Posted Oct 22 2008 4:36pm

I recently discovered this very thought-provokingsite, e-Patients.net, dedicated to empowering patients to become educated and active participants in their own health care, primarily by utilizing the educational and social connections made possible by internet resources. 

These are pretty lofty goals. Especially when some physicians and other health care providers adopt an attitude which can range from indifferent to offended by the well-informed healthcare consumer. The authors of e-Patients, many of which are physicians, look to change those attitudes, and in doing so, improve the quality of medical care. (Thanks to e-Patient  Dave deBronkart  for sending the link to me.)

The physician responsible for creating the e-Patient concept, Tom Ferguson, was a multiple myeloma patient and utilized his own principles and concepts as an e-Patient in dealing with his disease. This information about Dr. Ferguson was taken from the e-Patients site:

Tom Ferguson coined the term e-patients to describe individuals who are equipped, enabled, empowered and engaged in their health and health care decisions. He envisioned health care as an equal partnership between e-patients and health professionals and systems that support them.

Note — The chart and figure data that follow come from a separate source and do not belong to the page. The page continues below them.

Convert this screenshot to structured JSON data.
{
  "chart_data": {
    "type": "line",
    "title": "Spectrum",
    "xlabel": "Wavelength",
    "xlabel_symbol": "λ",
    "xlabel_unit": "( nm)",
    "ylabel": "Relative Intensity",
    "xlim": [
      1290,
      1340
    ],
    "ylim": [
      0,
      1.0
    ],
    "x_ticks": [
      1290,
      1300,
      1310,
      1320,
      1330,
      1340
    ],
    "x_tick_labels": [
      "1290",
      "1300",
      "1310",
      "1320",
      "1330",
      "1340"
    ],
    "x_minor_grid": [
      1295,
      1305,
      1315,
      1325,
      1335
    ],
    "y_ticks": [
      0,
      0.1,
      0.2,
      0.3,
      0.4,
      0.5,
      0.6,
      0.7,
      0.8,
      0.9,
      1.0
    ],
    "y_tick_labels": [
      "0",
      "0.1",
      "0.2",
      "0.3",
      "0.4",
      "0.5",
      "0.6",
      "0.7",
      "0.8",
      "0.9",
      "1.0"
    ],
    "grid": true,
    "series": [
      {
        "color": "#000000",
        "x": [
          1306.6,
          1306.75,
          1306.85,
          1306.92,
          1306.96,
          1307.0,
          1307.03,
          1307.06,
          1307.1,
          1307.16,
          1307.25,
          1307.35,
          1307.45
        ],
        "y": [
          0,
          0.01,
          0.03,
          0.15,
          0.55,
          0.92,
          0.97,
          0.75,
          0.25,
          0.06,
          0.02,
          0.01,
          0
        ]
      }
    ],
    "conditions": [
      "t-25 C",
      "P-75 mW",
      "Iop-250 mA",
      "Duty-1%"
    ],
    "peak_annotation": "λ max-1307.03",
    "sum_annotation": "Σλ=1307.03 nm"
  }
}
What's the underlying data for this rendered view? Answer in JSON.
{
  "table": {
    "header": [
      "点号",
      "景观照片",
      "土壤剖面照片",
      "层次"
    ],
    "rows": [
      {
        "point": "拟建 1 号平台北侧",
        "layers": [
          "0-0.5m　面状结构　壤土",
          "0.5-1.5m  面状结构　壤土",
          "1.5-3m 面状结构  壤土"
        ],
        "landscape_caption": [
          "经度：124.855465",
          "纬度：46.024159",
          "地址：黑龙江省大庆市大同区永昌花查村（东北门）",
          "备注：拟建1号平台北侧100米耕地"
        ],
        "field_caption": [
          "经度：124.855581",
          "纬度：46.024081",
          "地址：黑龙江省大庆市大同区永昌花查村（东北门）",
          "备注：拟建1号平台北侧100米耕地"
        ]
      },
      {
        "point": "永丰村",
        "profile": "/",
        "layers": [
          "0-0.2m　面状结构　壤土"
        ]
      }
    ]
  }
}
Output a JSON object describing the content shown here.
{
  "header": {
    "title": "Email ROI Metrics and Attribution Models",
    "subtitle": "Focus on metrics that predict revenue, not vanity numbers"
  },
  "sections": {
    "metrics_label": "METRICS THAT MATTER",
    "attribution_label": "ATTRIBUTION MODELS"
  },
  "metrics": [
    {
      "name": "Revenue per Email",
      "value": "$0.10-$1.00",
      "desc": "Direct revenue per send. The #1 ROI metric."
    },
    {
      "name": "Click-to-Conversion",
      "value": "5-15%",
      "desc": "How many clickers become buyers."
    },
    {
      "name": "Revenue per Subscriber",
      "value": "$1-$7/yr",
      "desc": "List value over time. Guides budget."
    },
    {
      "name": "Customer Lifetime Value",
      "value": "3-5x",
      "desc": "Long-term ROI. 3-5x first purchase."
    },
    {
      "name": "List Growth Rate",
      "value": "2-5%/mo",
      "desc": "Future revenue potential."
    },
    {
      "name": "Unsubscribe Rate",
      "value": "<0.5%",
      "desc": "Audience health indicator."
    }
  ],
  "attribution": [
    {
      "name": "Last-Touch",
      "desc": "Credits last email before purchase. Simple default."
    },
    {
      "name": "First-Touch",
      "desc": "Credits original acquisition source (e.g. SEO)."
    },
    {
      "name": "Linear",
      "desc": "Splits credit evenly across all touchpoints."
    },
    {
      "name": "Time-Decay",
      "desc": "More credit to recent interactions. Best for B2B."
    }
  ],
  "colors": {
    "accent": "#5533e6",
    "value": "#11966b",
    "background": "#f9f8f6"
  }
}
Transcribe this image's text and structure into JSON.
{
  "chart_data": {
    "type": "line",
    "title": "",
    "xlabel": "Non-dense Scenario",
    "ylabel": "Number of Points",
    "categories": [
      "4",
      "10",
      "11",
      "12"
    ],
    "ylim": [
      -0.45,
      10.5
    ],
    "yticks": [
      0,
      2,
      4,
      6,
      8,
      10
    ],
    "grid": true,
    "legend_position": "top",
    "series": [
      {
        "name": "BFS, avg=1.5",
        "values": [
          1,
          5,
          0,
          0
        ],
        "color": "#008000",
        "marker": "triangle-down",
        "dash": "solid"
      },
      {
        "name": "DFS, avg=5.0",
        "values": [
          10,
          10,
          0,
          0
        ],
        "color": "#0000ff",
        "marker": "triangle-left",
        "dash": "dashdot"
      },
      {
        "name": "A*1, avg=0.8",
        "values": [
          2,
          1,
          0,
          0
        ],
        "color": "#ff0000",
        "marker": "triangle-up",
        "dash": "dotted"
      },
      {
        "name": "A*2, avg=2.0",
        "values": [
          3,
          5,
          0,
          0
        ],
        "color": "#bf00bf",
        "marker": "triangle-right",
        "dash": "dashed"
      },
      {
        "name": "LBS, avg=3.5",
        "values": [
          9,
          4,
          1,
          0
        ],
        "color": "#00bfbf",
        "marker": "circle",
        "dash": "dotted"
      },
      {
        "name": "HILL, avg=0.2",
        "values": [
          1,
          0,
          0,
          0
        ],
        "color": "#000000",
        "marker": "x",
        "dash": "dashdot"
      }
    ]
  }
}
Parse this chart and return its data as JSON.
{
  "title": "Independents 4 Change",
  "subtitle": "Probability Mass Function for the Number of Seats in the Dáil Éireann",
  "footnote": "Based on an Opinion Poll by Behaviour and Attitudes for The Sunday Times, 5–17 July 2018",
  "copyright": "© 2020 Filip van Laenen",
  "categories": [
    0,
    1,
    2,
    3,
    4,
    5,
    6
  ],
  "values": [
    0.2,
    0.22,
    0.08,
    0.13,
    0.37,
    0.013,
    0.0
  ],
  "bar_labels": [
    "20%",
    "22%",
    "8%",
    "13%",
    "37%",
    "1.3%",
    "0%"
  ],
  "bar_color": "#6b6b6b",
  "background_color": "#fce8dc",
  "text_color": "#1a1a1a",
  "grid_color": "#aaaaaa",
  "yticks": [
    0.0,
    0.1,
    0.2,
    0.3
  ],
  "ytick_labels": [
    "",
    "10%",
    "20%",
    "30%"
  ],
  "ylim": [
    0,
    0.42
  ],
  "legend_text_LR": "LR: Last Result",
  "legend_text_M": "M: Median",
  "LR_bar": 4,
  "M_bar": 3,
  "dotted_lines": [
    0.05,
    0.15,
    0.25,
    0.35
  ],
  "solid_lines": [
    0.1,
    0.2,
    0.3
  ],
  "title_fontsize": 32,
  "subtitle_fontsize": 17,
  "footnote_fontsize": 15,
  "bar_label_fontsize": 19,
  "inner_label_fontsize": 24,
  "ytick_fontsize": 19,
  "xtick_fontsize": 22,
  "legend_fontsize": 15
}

Dr. Ferguson and a group of collaborating authors produced a fascinating white paper, foundhere, which expands and discusses the e-Patient concept. From the introduction: 

"...When patients participate more actively in the process of medical care, we can create a new healthcare system with higher quality service, better outcomes, lower cost, fewer medical mistakes, and happier, healthier patients. We must make this the new gold standard of healthcare quality and the ultimate goal of all our improvement efforts.....
- Charles Safran"

  The paper goes on to elaborate the authors' concepts:

Patient-Driven Healthcare: Seven Preliminary Conclusions

1. e-Patients have become valuable healthcare resources and should be treated as such.
2. The art of "empowering" patients is trickier than we had thought.
3. We have underestimated patients' ability to provide useful online resources.
4. We have overestimated the hazards of imperfect online health information.
5. Whenever possible, healthcare should take place on the patient's "turf".
6. Clinicians can no longer go it alone.
7. The most effective way to improve healthcare is to make it more collaborative.
As the author of a patient centered blog I am excited and gratified to read of this movement in healthcare. Those patients in the blogsphere and cyberspace have seen this need and have been working onourside of the solution for years. It's good to see healthcare providers step up to to the challenge.

I encourage readers to visit this site and take the time to read the white paper.